Bebek daha anne karnındayken bile onunla konuşmak, bebeği geliştiren bir eylemdir. Bebeklerin doğumdan sonraki süreçte; en gelişmiş duyuları, işitme duyusudur. Bu sebeple annenin şefkatli, yumuşak ses tonu bebeği sakinleştirmektedir. Bu süreçte bebek; anne, baba veya bakım verenin sesine duyarlı hale gelir. Bebekle konuşuldukça, bebek duyguları hissetmeye başlar. Françoise Dolto, 1978 yılında yapılan bir röportajında: ‘Bebekler, kalpten yapılan gerçek konuşmaları anlarlar.’ cümlesiyle, bu iletişimin önemini özetlemiştir.
Bebeklerle konuşurken; az, öz, anlaşılır, olumlu cümleler kurmak ve bunu beden diliyle desteklemek doğru olandır.
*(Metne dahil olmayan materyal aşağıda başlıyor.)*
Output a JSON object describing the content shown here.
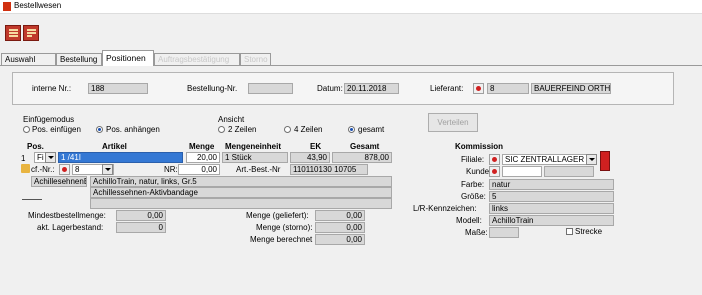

Ses tonunuzun, alçak, yumuşak ve şefkatli olması bu etkileşimi olumlu kılacaktır.
Konuşma içerisinde şimdiki zaman kullanılmalıdır çünkü; çocuklarda zaman kavramı, iki yaşından sonra oluşmaktadır.
Bebeklere birçok şey anlatılabilir. Örneğin, bebeğinizin doğumu, onun nasıl heyecanla beklendiği, eşyaları, vücudunun bölümleri ya da aile bireyleri ve isimleri gibi.. Bu süreç, çocuğun işitsel dikkatini ve hafızasını güçlendirecektir.
Bebeğin yakın çevresiyle kurduğu ilişki, onun tüm hayatını etkilemektedir. Burada baba-çocuk ilişkisinin sağlıklı ve tatmin edici olabilmesi için, baba bebek doğduğu andan itibaren, bebekle iletişime geçerek bu süreçte aktif rol oynamalıdır.
Çocukla iletişim kurarken, konuşmanın yanında çocukla oynanan oyunlar, oyuncaklar, taklit oyunları, yapılan etkinlikler, rol yapma gibi süreçlerde oldukça önemlidir. Bunun yanında bebekler ses değişimlerinden de etkilendikleri için, tekerlemeler, farklı tonlamalar, çocuk şarkıları, bebek kitapları onlar için oldukça keyifli olmaktadır. Burada özellikle; ninni ve şarkılar anne ve bebek arasında güçlü birer iletişim aracıdır.
Bebeklerle doğru şekilde konuşmak, iletişim kurmak, onların psiko-duygusal gelişimine katkı sağlar. Bu etkileşimler, bebeğin özgüvenini ve benlik algısını da güçlendirmektedir. Unutulmamalıdır ki, bebeğe her anlatılan, onun beyin gelişimine katkı sağlar.